Tetkik mercii, borçlunun konkordato teklifini, konkordato mühleti verilebilmesi için gereken şartların bulunup bulunmadığını re'sen araştırır ve inceler. Borçlunun mevcudunun asgari yüzde elliyi karşılamaya yetip yetmediği ve borçlunun teklifinin mevcudu ile mütenasip olup olmadığının tespiti için, Tetkik Merciinin re'sen bilirkişiye başvurması gerekir. Mercii bu şekilde yapacağı inceleme neticesinde şu iki karardan birini verecektir.

* Konkordato mühleti verilmesi için gerekli şartların mevcut olmadığı kanısına varırsa, konkordato teklifini reddeder.
* Gerekli şartların mevcut olduğu kanısına varırsa borçluya konkordato mühleti verir ve birde komiser tayin eder.

II. Konkordato Mühleti Konkordato projesini alan Tetkik Mercii, bu teklifi inceler ve teklifin öngörülen şartları haiz olduğu kanısına varırsa, borçluya iki aylık bir konkordato süresi verir. Mühlet verilebilmesi için borçlunun şu şartları taşıması gerekir.

Borçlu Dürüst Olmalıdır

Konkordato teklif eden borçlu işlerinde dürüst ve teklifinde samimi olmalıdır. Alacaklılarını zarar verici hareketlerde bulunmamış ve tutmaya mecbur olduğu defterleri muntazam bir şekilde tutmuş olmalıdır.

Borçlu, borçlarının en az yüzde ellisini ödemeyi taahhüt etmelidir

Teklif Olunan Para Borçlunun Mevcudu İle Mütenasip Olmalıdır

Yukarıda anlatılan yüzde elli ödeme taahhüdü asgari şarttır. Borçlunun mevcudu daha fazla bir miktarı karşılayabilecek durumda ise (örneğin %75'ini), o zaman borçlunun bu nispette bir ödeme taahhüdünde bulunması gerekir.

Konkordato ile iflas arasında ne fark var?

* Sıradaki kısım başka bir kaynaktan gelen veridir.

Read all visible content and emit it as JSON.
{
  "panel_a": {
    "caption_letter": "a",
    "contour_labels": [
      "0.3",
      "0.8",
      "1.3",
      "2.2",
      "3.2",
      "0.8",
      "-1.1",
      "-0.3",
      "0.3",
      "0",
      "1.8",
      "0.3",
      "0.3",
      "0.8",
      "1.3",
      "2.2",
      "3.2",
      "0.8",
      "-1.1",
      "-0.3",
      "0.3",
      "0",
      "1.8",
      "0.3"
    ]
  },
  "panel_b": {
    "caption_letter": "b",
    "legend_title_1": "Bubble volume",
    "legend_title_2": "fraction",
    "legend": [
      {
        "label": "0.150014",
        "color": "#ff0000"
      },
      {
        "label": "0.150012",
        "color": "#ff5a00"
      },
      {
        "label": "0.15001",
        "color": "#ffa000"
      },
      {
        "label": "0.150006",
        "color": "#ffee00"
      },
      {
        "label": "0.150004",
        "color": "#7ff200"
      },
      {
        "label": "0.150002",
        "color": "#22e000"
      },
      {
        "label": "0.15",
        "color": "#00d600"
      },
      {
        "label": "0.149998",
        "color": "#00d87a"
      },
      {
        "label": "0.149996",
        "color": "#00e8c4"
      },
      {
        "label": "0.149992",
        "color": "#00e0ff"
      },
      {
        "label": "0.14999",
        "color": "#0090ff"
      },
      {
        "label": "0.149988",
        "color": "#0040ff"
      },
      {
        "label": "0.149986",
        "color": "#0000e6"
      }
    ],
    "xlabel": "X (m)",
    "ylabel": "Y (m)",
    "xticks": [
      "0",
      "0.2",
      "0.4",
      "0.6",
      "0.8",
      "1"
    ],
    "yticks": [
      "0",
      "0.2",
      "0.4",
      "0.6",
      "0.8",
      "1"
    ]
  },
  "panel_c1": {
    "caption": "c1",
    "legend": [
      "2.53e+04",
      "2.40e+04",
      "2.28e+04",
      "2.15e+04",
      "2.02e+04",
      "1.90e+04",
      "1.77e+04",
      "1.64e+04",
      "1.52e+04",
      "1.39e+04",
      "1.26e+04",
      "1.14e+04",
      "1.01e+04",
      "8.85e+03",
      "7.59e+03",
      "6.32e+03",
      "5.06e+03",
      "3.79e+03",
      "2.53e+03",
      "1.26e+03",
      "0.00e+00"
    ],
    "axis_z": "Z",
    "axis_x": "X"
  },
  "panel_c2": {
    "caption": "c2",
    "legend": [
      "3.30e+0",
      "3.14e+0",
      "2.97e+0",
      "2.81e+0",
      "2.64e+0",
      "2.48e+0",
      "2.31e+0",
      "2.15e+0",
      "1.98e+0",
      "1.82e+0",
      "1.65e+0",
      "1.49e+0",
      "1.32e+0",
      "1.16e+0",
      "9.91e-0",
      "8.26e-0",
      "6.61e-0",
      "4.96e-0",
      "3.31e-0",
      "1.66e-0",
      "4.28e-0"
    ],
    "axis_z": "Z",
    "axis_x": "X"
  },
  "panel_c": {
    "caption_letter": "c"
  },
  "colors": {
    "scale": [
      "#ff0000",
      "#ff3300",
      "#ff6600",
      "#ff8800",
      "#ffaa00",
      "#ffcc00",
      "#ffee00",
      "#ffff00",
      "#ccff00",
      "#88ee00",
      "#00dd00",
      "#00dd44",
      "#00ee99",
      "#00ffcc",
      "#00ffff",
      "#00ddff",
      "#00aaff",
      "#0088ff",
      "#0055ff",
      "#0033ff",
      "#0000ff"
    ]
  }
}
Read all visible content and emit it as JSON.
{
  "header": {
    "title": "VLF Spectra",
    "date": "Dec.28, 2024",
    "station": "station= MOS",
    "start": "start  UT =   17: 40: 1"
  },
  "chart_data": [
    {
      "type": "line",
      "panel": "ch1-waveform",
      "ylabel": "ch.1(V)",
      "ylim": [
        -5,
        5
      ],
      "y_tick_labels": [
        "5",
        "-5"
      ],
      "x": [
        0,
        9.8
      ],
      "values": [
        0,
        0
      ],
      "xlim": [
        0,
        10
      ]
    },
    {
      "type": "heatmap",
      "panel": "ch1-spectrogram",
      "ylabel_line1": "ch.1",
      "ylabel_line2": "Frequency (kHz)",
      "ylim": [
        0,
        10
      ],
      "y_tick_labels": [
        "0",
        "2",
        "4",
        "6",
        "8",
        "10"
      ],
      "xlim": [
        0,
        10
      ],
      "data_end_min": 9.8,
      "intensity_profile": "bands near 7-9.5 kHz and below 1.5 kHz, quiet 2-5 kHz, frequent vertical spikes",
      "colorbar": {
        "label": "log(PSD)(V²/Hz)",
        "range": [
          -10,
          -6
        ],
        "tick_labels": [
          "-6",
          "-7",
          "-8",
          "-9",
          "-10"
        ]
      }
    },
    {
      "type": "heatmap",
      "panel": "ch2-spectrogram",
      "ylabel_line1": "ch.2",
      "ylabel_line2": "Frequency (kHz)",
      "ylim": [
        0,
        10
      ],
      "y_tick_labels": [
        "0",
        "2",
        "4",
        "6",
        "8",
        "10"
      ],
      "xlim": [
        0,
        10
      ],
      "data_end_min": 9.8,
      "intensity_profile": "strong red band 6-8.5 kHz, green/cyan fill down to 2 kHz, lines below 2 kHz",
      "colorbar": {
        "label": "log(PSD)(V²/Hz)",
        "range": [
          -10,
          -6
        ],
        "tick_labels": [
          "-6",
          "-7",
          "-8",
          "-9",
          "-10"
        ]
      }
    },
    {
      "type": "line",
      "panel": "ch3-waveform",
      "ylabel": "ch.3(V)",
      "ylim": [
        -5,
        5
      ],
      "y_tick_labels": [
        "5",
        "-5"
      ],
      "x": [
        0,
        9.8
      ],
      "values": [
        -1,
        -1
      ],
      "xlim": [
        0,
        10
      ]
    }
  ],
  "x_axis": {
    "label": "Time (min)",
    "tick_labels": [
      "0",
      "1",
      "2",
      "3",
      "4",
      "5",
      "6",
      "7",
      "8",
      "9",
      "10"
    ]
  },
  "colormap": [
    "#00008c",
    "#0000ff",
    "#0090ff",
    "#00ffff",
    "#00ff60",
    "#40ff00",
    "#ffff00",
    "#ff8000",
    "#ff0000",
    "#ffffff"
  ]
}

Konkordato, iflas ertelemeye göre uygulaması daha zor ve iflas riski daha yüksek bir yöntem. Mali darboğaza giren şirketlere bir tür koruma sağlayan iflas ertelemeler yasaklanınca, son 12 yıldır tercih edilmeyen konkordato yeniden gündeme geldi. İflas erteleme de yasak olunca, firmalar son çare konkordatoya başvuruyor. Konkordatoda süre sınırlı. Biri 3 diğeri 2 en fazla 5 aylık bir süreniz var. Ve bu başvurunun sonucunda iflas kararı da çıkabiliyor. Ancak başka çare olmadığı için firmalar son 1 ayda bu yola başvuruyor. İflas erteleme yolu da kapalı olduğu için son 1 ayda 10’a yakın firma doğrudan iflasını istedi. İflas ertelemenin yeniden devreye alınması gerekir. Zaten mahkemeler, savcılıklara yazı yazıp, başvuruyu yapan firma ile ilgili bilgi alabiliyor. Böylece, kötü niyetli firmaların da önüne geçilmiş olur.